For production fleets where many GPU nodes write logs continuously, deploying the standalone gpufl-agent JVM service is the recommended path. It tails NDJSON files on disk, gzips compressed batches (10–15× smaller than per-event uploads), and uploads on a fixed cadence regardless of when your workloads start/stop.

This path is documented under Docker & Kubernetes. The in-process upload (Path 1) and the agent (Path 2) share the same cursor-file convention, so they can run concurrently on the same log directory without sending duplicate data.

When to use which

  • In-process deferred upload (Path 1) — single-process workloads, dev / notebook / CI runs, anywhere you don't want a separate daemon. Recommended default.
  • Agent daemon (Path 2) — multi-host fleets, long-running production services, ML training clusters where you want a uniform upload path independent of your workload's lifecycle.

You can switch between them — the on-disk NDJSON files are the source of truth, so a run started under Path 1 can be re-uploaded by Path 2 later (or vice versa).

Migration from remote_upload=True

remote_upload is deprecated in v1.1 and will be removed in v1.2. The old form still works for one release — there's no rush to update — but new code should use the deferred forms below.

Python — still works in v1.1, removed in v1.2

# Old (still works, emits DeprecationWarning)
gpufl.init(app_name="x", backend_url="...", api_key="...",
remote_upload=True)
# ... work ...
gpufl.shutdown()
# upload_logs() runs at interpreter exit via the atexit shim.

Recommended replacements:

# Option A — orchestrated (recommended for notebooks / scripts)
with gpufl.session(app_name="x",
backend_url="https://api.gpuflight.com",
api_key="gpfl_xxxxx"):
# ... work ...
# On __exit__: shutdown() then upload_logs() — automatic.

# Option B — explicit (control over timing + result inspection)
gpufl.init(app_name="x", backend_url="...", api_key="...")
# ... work ...
gpufl.shutdown()
result = gpufl.upload_logs(
log_path="x", backend_url="...", api_key="...",
)

C++ — auto-upload at shutdown in v1.1, removed in v1.2

// Old — still compiles, logs a deprecation message at init()
opts.remote_upload = true;
gpufl::init(opts);
// ... work ...
gpufl::shutdown();
// gpufl::shutdown() now auto-invokes gpufl::uploadLogs() with the
// InitOptions creds at the end of teardown. Expect shutdown to block
// for seconds-to-minutes proportional to log volume.
// New (drop the flag, control timing yourself)
gpufl::init(opts);
// ... work ...
gpufl::shutdown();

gpufl::UploadOptions uopts;
uopts.log_path = opts.log_path;
uopts.backend_url = opts.backend_url;
uopts.api_key = opts.api_key;
const auto r = gpufl::uploadLogs(uopts);
if (!r.success) for (const auto& w : r.warnings) std::cerr << w << "\n";

The new form gives you the UploadResult to inspect (warnings, event count, elapsed time) and lets you decide whether the upload runs synchronously, in a background thread, or not at all.

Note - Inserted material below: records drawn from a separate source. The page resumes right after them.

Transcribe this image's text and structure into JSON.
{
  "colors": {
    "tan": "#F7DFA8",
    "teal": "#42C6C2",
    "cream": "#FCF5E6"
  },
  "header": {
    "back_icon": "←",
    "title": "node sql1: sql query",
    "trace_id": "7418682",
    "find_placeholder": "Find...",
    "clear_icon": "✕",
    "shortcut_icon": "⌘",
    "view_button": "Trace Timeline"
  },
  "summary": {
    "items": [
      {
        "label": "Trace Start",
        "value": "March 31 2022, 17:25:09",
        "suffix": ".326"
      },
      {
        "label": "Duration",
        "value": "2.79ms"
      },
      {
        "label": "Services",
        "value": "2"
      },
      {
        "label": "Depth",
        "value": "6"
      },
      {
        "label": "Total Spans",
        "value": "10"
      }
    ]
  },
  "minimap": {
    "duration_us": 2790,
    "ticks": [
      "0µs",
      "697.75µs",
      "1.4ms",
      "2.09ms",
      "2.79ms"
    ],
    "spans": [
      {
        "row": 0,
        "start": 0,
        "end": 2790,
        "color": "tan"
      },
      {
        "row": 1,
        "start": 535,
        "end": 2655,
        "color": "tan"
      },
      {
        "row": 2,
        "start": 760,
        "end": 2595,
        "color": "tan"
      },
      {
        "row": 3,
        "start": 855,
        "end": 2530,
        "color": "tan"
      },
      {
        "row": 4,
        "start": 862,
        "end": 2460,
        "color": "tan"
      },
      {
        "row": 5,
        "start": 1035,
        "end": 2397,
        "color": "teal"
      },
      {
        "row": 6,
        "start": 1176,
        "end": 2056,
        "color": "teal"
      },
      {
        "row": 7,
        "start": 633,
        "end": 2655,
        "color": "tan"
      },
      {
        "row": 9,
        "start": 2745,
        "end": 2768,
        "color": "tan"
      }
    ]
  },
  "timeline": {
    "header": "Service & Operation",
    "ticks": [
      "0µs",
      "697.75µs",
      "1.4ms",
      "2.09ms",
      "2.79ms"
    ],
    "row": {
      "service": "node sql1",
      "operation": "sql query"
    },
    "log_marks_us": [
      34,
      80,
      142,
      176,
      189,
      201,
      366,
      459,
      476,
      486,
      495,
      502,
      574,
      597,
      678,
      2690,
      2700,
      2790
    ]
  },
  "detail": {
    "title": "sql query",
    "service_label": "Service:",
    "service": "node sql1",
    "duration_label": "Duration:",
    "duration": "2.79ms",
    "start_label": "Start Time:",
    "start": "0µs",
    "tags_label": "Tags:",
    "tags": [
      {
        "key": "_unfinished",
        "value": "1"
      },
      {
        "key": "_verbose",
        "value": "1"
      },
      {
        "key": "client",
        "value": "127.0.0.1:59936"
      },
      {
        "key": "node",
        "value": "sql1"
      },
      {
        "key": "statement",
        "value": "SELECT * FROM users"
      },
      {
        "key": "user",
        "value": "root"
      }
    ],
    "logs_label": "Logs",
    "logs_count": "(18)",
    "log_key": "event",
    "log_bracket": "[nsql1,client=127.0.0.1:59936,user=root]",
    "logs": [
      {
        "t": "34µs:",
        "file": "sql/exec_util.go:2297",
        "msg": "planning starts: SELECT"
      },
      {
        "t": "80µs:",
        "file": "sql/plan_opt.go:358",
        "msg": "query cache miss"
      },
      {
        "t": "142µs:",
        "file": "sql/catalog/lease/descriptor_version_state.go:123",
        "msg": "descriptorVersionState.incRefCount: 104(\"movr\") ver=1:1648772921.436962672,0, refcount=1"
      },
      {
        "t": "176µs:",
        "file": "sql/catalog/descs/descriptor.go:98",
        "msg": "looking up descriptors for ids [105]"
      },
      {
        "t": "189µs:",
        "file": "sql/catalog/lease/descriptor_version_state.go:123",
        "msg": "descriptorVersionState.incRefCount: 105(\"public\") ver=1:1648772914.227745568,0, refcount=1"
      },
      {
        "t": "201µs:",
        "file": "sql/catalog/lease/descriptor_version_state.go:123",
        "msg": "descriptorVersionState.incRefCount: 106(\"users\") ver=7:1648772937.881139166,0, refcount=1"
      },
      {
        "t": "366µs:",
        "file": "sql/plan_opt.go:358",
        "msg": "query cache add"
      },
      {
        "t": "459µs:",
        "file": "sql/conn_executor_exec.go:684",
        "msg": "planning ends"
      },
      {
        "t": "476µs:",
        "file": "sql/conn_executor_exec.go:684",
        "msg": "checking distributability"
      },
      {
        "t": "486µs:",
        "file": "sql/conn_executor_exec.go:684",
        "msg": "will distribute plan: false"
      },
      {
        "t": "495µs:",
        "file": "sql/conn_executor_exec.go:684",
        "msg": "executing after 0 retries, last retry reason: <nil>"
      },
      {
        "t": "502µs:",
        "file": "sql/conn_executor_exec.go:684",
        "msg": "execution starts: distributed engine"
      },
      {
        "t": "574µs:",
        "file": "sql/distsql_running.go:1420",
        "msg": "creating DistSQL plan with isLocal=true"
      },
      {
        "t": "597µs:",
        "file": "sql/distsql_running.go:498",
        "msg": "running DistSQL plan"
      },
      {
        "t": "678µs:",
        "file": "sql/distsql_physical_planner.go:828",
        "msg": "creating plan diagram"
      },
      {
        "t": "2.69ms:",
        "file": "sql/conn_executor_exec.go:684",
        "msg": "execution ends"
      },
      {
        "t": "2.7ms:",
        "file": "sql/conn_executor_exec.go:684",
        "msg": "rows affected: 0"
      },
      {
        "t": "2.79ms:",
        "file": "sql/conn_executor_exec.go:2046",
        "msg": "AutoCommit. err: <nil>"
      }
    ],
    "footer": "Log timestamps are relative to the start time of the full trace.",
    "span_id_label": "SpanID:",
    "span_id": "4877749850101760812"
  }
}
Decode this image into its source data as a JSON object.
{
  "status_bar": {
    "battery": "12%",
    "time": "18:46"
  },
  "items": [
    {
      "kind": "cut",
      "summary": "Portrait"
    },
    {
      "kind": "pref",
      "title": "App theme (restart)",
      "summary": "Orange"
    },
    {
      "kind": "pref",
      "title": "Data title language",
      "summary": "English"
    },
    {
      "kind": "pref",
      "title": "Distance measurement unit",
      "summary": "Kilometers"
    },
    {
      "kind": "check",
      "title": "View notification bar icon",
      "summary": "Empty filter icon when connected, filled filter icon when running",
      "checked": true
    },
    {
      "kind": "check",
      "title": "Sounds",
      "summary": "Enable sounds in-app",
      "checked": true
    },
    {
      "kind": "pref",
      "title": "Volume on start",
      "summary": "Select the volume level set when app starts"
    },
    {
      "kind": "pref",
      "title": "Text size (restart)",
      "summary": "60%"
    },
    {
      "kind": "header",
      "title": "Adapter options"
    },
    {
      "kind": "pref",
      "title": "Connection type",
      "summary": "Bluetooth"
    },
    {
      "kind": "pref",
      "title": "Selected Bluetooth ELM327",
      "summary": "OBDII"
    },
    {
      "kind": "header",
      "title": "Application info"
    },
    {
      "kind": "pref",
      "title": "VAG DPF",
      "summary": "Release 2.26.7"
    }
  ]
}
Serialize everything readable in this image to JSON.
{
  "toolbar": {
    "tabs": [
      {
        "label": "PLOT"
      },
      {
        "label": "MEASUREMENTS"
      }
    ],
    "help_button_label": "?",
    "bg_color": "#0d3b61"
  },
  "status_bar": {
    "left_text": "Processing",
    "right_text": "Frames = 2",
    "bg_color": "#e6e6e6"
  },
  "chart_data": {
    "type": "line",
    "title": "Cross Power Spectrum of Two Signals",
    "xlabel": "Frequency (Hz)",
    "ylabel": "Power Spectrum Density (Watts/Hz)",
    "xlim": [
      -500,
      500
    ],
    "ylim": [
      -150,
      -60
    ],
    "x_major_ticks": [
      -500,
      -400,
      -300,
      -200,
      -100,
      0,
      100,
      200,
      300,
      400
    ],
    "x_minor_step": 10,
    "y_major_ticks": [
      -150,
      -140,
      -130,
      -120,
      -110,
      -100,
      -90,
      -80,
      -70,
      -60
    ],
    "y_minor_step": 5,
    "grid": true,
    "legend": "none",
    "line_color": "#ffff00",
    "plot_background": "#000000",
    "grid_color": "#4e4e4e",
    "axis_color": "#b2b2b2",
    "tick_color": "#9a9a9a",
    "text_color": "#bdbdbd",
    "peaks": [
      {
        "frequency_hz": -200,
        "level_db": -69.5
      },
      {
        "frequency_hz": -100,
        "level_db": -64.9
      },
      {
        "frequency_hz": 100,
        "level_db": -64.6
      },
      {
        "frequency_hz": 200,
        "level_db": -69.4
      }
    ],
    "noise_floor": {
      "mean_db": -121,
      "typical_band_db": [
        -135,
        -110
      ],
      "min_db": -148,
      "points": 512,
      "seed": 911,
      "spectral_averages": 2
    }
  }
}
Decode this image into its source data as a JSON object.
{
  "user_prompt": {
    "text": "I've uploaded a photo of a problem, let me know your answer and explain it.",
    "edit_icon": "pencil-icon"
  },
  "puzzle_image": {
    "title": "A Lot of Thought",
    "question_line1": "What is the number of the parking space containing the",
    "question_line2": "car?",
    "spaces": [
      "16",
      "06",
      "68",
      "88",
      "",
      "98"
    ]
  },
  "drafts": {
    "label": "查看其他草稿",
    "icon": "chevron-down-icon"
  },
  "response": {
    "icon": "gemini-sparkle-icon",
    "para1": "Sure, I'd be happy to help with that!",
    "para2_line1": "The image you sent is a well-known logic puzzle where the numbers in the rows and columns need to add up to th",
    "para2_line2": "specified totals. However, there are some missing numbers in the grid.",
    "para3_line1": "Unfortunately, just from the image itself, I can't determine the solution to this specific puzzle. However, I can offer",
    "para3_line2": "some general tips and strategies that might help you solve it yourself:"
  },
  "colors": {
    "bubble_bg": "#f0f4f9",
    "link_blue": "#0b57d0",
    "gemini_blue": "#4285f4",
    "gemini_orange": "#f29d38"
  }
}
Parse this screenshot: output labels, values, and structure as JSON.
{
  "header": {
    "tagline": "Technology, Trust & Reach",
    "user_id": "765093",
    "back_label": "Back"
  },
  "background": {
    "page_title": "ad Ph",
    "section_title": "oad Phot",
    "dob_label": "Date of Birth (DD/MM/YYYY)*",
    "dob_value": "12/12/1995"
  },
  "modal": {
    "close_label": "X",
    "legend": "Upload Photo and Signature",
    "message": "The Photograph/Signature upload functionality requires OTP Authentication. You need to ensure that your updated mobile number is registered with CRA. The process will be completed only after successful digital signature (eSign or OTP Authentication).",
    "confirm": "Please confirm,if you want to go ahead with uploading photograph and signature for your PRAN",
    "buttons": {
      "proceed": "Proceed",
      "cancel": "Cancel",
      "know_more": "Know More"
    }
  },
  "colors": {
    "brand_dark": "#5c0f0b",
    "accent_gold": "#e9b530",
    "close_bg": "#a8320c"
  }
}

The GPUFL_REMOTE_UPLOAD env var is still read in v1.1 and routes through the Python atexit shim. It's removed in v1.2 along with the field — start dropping it from container manifests / start scripts.

v1.2 will go further

backend_url and api_key on InitOptions are also scheduled for removal in v1.2. Long-term, all backend creds move to UploadOptions exclusively, and gpufl::init() stops dealing with network config. Future-proof your code by passing creds directly to uploadLogs() even today — the InitOptions fields stay functional until v1.2 but won't be the canonical home.

The backend_url / api_key fields on InitOptions stay — they're the canonical place to store the credentials and uploadLogs can read them back if you wire it up that way.